Deutschland ist mit seiner Aktienkultur bisher ein Entwicklungsland.

Studie rät Deutschen zu Aktien : Neue Studie empfiehlt mehr Mut zu Aktien

Deutsches Aktieninstitut: Langfristiges Sparen in Wertpapiere hat sich in den vergangenen 50 Jahren in der Regel ausgezahlt.

Für die meisten Deutschen ist die Börse vor allem ein Ort mit vielen Risiken. „Ich vertraue den Aktienmärkten nicht“, „Ich befürchte Aktien auszuwählen, die schlechter abschneiden als andere“, „Ich habe Angst, dass ich (...) einen Großteil meines eingesetzten Vermögens verliere“. Vor allem solche Gründe nennen Menschen aus allen Altersgruppen in einer neuen Studie, die am Montag in Frankfurt vorgestellt wurde.

Die auf einer repräsentativen YouGov-Umfrage mit 2800 Teilnehmern beruhenden Ausarbeitung von Forschern der Frankfurt School of Finance & Management und der Goethe-Universität Frankfurt ergab jedoch auch: Zwei Drittel der Nicht-Aktienbesitzer meinen, sie hätten weder genug Geld noch ausreichend Kenntnisse, um an der Börse zu investieren. Werden deshalb Risiken von Aktien überschätzt? Oder ist das Risiko tatsächlich so groß wie viele meinen?
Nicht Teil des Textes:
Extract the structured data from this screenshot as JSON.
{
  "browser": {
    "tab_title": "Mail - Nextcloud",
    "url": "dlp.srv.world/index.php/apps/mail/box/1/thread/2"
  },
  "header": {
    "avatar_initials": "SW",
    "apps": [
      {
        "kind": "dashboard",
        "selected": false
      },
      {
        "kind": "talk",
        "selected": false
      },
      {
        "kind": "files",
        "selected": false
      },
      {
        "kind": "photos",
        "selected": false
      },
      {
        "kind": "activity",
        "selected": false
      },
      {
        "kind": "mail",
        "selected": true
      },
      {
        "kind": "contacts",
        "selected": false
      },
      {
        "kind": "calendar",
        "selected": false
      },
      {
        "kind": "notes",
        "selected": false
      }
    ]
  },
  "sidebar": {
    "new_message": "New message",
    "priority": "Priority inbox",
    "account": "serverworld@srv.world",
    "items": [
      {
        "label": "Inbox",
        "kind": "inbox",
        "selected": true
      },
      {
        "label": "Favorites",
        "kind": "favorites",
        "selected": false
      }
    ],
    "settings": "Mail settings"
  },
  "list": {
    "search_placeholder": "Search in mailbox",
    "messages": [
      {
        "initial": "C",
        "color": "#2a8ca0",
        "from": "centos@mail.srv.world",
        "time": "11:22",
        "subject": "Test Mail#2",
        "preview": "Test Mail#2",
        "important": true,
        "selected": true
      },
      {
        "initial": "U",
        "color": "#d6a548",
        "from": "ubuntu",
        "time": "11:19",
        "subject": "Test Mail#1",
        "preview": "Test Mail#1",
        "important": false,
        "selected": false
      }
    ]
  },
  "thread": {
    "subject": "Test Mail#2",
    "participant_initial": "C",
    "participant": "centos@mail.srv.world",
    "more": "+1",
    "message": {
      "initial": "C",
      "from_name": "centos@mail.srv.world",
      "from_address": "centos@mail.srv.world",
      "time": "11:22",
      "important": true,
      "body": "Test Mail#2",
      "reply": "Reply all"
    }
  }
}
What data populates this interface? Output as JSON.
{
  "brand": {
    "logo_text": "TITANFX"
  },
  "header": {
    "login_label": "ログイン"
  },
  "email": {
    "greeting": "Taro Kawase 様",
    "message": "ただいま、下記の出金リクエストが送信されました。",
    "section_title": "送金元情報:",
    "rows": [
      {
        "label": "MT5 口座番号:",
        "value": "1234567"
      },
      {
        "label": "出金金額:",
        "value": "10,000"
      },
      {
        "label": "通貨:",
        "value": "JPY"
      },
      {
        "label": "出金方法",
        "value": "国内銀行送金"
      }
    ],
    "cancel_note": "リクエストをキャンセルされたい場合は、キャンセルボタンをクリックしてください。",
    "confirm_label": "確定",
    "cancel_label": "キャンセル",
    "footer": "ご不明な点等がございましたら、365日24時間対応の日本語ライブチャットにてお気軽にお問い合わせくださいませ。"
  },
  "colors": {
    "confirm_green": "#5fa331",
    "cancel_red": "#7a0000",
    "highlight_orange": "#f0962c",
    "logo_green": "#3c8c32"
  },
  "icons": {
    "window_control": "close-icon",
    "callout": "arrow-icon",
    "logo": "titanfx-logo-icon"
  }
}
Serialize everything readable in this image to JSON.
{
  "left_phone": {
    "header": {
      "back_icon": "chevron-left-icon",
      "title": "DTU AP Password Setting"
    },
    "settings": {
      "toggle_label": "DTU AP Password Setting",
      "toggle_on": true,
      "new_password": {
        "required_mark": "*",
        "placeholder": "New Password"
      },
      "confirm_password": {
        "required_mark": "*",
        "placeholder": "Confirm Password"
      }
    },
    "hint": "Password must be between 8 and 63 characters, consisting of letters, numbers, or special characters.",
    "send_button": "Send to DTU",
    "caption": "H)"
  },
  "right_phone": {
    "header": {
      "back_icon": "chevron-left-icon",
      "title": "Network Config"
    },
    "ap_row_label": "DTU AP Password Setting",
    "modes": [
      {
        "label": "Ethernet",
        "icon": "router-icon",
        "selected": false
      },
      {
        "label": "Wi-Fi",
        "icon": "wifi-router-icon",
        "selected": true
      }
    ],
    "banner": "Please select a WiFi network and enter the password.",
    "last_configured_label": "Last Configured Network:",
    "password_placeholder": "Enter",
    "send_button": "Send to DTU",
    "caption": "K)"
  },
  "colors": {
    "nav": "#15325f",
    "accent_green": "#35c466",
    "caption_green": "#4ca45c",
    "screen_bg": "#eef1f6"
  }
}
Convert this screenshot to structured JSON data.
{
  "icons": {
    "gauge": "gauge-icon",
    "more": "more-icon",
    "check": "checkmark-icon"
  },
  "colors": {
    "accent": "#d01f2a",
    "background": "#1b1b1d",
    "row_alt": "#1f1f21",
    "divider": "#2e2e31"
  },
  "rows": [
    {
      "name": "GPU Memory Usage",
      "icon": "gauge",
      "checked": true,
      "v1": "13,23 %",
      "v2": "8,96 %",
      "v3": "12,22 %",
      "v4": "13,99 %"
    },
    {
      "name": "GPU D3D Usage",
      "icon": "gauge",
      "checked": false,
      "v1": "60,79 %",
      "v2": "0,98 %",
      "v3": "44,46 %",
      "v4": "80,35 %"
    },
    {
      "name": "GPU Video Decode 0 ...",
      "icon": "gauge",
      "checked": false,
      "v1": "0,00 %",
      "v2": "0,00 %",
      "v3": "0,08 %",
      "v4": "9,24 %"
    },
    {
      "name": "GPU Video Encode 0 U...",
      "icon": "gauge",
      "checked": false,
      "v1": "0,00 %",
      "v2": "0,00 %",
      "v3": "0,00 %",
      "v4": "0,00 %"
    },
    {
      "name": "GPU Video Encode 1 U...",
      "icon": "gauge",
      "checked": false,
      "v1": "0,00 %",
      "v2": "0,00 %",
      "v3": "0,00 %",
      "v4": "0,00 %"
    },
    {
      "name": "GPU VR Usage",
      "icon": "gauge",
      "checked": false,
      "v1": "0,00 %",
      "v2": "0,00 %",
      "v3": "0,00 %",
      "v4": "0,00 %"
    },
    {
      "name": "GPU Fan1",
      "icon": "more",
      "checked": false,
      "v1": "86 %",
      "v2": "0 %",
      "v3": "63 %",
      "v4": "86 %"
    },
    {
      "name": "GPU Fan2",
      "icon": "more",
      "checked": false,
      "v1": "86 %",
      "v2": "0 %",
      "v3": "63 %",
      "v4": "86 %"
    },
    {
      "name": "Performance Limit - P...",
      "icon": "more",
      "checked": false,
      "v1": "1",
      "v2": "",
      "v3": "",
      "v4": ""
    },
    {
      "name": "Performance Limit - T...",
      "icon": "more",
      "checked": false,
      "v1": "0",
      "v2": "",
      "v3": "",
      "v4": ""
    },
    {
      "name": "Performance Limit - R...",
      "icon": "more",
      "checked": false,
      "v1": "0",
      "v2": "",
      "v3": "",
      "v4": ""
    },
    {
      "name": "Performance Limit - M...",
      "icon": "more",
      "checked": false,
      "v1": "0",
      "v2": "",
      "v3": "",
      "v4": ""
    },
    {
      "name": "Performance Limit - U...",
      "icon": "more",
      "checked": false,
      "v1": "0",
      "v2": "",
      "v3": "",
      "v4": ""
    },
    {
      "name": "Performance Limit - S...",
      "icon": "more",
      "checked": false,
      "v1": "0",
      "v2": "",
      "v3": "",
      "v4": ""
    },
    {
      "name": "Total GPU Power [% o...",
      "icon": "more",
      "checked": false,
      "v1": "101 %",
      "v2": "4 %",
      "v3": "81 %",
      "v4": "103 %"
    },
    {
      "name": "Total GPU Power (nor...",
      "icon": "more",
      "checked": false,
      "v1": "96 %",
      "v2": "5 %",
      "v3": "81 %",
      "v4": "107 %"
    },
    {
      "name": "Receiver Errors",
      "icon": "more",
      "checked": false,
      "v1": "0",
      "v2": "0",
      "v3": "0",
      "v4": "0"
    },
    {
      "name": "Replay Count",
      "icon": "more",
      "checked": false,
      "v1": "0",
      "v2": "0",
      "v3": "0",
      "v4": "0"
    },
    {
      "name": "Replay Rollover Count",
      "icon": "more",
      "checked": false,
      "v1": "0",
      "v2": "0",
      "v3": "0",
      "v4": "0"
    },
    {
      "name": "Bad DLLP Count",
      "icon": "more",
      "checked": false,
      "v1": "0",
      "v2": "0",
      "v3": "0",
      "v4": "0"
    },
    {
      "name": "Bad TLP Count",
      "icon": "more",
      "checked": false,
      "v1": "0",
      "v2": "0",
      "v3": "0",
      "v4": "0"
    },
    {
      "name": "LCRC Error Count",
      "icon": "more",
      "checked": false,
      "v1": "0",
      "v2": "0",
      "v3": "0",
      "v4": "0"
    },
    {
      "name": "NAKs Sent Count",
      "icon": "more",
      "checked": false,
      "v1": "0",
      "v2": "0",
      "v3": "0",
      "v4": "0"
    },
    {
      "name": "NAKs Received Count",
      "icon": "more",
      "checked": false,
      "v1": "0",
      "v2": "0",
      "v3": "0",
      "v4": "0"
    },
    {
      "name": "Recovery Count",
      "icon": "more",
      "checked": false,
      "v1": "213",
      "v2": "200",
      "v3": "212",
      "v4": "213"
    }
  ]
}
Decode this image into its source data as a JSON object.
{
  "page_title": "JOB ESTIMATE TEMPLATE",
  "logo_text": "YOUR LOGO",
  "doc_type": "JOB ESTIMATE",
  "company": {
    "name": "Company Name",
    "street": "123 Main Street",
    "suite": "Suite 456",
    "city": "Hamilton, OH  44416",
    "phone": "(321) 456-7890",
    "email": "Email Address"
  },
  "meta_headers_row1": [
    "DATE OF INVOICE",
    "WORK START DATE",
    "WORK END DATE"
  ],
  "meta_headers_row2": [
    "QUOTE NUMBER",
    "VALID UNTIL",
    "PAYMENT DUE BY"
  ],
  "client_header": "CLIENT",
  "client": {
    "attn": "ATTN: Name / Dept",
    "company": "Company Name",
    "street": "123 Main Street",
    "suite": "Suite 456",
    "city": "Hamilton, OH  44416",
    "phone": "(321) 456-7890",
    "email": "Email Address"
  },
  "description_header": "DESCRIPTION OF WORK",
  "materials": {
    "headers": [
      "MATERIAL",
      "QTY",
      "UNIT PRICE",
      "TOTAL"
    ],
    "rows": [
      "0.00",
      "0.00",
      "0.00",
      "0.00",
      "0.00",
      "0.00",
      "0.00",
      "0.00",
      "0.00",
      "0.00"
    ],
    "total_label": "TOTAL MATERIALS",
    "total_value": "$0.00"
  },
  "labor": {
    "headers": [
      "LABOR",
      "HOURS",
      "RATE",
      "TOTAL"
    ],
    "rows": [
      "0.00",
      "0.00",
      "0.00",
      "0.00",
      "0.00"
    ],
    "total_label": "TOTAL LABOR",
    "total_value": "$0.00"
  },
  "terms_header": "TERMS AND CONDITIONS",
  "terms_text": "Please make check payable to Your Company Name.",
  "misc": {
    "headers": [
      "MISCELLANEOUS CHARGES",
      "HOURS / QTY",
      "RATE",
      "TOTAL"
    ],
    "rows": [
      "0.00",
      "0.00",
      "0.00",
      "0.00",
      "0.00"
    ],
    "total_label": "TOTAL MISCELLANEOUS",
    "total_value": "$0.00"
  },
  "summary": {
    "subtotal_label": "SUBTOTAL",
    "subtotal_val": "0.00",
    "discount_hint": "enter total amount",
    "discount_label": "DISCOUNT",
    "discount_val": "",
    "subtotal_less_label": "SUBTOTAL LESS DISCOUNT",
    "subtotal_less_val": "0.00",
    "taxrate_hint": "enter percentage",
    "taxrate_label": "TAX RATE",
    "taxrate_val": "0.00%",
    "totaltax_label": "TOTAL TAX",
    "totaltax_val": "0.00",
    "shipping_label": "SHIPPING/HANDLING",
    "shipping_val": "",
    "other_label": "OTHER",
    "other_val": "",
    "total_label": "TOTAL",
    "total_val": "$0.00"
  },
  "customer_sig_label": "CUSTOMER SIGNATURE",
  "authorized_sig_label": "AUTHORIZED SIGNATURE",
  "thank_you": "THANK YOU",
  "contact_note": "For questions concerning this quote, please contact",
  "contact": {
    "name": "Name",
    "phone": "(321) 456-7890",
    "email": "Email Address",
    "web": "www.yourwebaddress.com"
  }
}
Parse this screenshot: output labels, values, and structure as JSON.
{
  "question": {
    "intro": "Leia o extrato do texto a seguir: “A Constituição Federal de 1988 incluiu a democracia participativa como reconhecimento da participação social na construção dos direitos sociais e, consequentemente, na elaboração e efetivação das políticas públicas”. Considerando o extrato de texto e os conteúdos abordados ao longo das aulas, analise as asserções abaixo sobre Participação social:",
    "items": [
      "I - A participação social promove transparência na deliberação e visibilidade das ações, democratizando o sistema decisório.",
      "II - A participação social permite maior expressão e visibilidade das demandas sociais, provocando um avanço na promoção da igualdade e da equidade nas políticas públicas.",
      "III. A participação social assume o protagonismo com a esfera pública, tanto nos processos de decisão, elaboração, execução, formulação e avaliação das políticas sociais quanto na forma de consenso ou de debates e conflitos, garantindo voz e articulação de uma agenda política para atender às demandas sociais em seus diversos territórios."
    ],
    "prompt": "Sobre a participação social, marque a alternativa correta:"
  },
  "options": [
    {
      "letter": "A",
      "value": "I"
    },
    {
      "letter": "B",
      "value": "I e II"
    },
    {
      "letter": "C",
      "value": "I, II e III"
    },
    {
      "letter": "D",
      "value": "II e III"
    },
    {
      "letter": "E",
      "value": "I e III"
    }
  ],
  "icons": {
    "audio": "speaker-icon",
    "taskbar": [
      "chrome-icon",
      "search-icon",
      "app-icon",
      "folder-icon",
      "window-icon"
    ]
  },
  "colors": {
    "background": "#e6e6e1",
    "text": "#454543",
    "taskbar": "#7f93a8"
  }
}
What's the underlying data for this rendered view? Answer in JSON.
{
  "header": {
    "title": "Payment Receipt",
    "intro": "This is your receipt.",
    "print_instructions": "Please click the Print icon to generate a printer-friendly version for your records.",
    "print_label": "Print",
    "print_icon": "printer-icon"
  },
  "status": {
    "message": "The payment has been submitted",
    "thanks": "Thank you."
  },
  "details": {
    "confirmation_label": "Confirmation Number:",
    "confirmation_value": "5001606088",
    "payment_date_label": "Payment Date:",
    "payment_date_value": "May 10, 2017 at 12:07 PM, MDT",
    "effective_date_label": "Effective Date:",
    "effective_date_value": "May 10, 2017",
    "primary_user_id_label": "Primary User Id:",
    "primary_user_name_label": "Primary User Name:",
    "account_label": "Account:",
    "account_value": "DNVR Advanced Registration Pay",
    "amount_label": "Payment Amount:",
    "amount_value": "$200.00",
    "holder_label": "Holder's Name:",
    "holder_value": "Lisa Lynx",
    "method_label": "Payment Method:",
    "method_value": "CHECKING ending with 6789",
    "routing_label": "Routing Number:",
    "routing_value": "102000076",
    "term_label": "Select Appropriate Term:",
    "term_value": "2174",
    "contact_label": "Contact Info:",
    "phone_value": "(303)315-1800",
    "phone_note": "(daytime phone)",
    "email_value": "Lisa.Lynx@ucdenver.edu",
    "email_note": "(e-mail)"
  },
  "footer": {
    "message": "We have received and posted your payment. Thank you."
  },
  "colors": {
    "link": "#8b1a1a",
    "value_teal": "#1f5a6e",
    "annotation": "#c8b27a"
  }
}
„In der Tat sind Risiko und Rendite untrennbar miteinander verknüpft, und wer in Aktien investiert, muss bereit sein, Schwankungen im Vermögensaufbau auszuhalten“, schreiben die Autoren der von der Deutschen Börse in Auftrag gegebenen Studie. „Berechnet man das Risiko einer Aktienanlage basierend auf historischen Daten, ist es allerdings schwer erklärbar, warum viele Menschen in Deutschland dieses Risiko komplett scheuen.“

Das Deutsche Aktieninstitut rechnet im „Dax-Renditedreieck“ vor, dass sich langfristiges Sparen in Aktien in den vergangenen 50 Jahren in der Regel ausgezahlt hat. Selbst, wer im Jahr der Finanzkrise 2008 eingestiegen ist, und die Aktien bis Ende 2018 hielt, erzielte in den zehn Jahren demnach im Schnitt 8,2 Prozent Rendite pro Jahr. Ungeachtet solcher Statistiken ist Deutschland beim Thema Aktienkultur allerdings weiter „ein Entwicklungsland“, wie Nicolas Nonnenmacher, Bereichsleiter bei der Deutschen Börse, beklagt. Zahlen des Aktieninstituts zufolge besaßen 2018 etwa 10,3 Millionen Bürger in Deutschland, die älter sind als 14 Jahre, Anteilsscheine von Unternehmen oder Aktienfonds. Das ist zwar der höchste Stand seit 2007. Dennoch bleibt Deutschland mit einer Aktionärsquote von gut 16 Prozent meilenweit entfernt von anderen Industrieländern. In den USA etwa, wo der Staat die Altersvorsorge über den Kapitalmarkt stärker fördert, liegt sie bei über 50 Prozent.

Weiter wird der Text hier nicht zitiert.